If you knew something contributed to hundreds of thousands of people being trapped in slavery, you would do everything in your power to stop it.

Government should act no differently, which is why the State Department and many other U.S. agencies are in the fight to end trafficking in persons.

Annually, according to U.S. Government-sponsored research completed in 2006, approximately 800,000 people are trafficked across national borders into slavery; this number does not include millions trafficked within their own countries. Some estimate the global number of trafficking victims to be in the millions--in domestic servitude, sex slavery, forced labor, child soldiers, child camel jockeys, and other brutal schemes.

Because trafficking deprives people of freedom in every part of the world, it is a grave threat to human rights. It also threatens public health and the very safety and security of nations, as disease and organized crime flourish through trafficking.

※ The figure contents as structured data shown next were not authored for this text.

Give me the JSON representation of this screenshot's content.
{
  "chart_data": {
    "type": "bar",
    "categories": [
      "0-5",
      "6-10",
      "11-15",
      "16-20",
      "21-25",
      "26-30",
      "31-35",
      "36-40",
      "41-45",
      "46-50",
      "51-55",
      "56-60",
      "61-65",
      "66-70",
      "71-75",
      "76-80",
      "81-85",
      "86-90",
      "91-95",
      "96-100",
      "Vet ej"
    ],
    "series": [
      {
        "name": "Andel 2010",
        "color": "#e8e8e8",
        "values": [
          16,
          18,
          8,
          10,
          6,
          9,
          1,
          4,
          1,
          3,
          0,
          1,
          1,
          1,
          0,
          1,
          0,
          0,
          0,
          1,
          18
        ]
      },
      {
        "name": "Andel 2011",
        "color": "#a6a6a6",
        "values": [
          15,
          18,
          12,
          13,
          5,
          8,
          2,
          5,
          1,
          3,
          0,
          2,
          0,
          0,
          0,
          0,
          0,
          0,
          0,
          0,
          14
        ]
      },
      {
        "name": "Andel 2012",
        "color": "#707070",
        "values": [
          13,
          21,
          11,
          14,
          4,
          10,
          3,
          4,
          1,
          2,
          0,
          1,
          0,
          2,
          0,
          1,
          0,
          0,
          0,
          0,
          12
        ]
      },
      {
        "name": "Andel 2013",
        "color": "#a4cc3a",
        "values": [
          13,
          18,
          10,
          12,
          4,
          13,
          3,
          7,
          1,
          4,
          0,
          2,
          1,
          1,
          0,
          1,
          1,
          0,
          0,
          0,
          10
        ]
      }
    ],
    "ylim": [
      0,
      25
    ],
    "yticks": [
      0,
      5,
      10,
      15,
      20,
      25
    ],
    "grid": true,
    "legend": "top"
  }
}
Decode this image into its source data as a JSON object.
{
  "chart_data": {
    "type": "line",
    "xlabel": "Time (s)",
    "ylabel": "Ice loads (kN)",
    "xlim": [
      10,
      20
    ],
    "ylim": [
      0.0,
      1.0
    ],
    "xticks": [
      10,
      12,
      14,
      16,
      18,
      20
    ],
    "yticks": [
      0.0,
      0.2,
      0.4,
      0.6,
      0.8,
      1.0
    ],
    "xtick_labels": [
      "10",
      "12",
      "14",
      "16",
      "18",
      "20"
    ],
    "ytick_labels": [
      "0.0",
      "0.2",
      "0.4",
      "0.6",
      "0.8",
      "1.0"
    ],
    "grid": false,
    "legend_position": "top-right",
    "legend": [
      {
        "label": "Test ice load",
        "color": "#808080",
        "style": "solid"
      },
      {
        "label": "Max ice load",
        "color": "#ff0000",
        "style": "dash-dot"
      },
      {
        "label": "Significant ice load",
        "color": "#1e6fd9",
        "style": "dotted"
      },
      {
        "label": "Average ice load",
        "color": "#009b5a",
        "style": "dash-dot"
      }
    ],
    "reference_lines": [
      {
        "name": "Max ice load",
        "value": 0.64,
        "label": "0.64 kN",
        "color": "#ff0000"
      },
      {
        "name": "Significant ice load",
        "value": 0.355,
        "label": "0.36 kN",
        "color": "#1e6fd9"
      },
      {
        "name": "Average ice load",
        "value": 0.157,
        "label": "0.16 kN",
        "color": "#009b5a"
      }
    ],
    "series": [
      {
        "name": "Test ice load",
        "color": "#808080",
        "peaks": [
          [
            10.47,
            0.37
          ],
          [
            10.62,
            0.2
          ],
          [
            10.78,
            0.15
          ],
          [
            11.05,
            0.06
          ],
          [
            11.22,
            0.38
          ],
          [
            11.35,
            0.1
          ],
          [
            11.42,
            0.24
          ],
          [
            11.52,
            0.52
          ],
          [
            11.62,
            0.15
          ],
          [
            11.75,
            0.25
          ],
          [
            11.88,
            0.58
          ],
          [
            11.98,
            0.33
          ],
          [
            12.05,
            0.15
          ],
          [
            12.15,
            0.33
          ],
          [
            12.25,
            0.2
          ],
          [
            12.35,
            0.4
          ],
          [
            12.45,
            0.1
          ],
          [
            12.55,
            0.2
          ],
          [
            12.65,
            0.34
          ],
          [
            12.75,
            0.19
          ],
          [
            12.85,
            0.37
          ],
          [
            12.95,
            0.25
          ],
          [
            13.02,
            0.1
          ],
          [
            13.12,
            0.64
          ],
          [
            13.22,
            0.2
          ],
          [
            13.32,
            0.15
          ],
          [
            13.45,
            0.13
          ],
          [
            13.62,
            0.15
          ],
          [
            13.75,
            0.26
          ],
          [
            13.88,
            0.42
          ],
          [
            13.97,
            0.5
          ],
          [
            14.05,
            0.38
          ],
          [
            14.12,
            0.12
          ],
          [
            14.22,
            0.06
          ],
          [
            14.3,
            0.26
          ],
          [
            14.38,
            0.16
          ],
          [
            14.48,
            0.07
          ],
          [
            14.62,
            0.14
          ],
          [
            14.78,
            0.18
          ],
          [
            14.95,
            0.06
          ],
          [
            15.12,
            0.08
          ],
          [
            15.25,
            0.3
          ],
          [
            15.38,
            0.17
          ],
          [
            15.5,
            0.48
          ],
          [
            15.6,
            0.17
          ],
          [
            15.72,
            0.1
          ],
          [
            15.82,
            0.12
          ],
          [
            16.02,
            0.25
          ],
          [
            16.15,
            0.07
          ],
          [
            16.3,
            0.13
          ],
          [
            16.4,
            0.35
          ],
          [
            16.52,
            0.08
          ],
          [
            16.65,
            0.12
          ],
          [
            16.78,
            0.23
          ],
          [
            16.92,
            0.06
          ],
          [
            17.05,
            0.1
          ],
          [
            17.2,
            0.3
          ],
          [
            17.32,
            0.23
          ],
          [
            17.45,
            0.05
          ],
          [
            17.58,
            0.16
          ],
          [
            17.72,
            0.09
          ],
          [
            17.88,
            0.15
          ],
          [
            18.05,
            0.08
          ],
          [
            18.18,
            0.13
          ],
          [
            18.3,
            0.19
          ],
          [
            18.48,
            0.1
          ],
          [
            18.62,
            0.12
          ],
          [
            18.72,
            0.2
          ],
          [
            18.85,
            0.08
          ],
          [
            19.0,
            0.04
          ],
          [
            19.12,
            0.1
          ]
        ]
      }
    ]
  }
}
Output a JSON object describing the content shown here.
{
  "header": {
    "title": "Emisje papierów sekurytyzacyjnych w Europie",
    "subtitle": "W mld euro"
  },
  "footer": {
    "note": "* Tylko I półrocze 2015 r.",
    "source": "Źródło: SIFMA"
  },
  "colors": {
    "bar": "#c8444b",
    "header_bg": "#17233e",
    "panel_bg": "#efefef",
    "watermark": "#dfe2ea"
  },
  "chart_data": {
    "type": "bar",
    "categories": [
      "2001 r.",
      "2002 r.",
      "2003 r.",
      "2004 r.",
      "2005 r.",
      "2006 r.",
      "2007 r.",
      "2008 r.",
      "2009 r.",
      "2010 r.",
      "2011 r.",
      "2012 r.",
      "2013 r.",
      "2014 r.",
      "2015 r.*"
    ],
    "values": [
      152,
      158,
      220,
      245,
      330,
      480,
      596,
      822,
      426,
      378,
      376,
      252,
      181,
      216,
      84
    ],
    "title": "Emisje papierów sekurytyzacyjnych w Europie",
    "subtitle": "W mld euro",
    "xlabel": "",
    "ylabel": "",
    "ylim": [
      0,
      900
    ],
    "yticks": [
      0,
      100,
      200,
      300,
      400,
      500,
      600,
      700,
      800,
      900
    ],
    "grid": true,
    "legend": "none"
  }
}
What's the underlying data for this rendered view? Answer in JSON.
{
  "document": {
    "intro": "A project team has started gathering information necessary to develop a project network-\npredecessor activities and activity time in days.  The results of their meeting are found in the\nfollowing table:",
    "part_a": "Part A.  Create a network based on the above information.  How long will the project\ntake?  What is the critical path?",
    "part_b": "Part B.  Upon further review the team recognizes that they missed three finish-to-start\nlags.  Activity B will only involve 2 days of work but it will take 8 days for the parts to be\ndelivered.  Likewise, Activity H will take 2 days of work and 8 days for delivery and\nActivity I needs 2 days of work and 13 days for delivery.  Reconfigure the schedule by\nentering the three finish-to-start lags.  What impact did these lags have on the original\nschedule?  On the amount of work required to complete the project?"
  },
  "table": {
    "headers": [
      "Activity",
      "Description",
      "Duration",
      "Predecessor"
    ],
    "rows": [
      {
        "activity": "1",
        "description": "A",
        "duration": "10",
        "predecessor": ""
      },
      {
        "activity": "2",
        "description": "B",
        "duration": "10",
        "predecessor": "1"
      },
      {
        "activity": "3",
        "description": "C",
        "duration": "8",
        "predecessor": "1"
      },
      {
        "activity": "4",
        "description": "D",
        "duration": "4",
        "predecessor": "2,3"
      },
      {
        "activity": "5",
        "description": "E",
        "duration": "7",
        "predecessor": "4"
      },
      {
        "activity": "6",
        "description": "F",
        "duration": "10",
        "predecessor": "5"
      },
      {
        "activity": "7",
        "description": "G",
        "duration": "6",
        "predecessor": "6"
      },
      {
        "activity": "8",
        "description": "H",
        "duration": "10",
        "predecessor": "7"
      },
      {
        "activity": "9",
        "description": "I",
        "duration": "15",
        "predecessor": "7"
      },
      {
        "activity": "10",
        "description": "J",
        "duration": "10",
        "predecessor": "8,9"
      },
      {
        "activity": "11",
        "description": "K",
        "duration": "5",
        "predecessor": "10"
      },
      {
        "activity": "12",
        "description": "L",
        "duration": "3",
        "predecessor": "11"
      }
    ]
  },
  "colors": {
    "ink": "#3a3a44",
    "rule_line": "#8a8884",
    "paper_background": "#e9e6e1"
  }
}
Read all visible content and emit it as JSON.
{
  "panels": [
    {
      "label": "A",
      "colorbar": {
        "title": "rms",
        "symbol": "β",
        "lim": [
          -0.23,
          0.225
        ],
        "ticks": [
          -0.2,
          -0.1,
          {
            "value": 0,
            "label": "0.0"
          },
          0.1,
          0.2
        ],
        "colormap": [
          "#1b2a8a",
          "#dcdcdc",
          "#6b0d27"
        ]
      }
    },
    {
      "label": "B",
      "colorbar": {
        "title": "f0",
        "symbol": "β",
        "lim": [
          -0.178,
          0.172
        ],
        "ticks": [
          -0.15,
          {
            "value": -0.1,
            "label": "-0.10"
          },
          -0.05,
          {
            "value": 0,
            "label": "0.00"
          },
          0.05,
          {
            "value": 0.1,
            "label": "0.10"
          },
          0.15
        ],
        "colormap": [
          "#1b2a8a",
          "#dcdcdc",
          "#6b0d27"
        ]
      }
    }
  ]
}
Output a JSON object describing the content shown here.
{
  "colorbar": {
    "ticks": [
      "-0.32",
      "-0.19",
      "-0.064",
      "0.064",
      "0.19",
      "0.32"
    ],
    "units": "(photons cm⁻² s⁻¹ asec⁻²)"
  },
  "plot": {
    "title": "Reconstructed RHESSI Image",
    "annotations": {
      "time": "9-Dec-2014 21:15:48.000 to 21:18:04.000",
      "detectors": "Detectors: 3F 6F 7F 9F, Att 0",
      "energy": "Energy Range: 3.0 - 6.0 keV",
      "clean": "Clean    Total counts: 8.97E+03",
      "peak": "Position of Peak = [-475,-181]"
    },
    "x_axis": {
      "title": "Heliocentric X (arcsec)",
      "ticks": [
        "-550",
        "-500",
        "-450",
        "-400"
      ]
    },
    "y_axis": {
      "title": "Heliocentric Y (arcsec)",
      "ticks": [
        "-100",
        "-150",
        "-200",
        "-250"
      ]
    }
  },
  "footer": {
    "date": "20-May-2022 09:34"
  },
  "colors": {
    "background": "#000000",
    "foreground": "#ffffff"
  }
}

The Office to Monitor and Combat Trafficking in Persons is on a mission to eradicate modern-day slavery, and, on this Web site, we invite you to learn about our approach of victim protection, prosecution of traffickers and prevention of trafficking. You can find information about programs the U.S. funds to help victims and improve law enforcement efforts worldwide, learn what you can do, and, of course, read our annual report on the actions countries are taking to combat trafficking in persons.

This work, and cooperation around the world, is vital. As President Bush said at his 2005 inauguration, "No one is fit to be a master, and no one deserves to be a slave."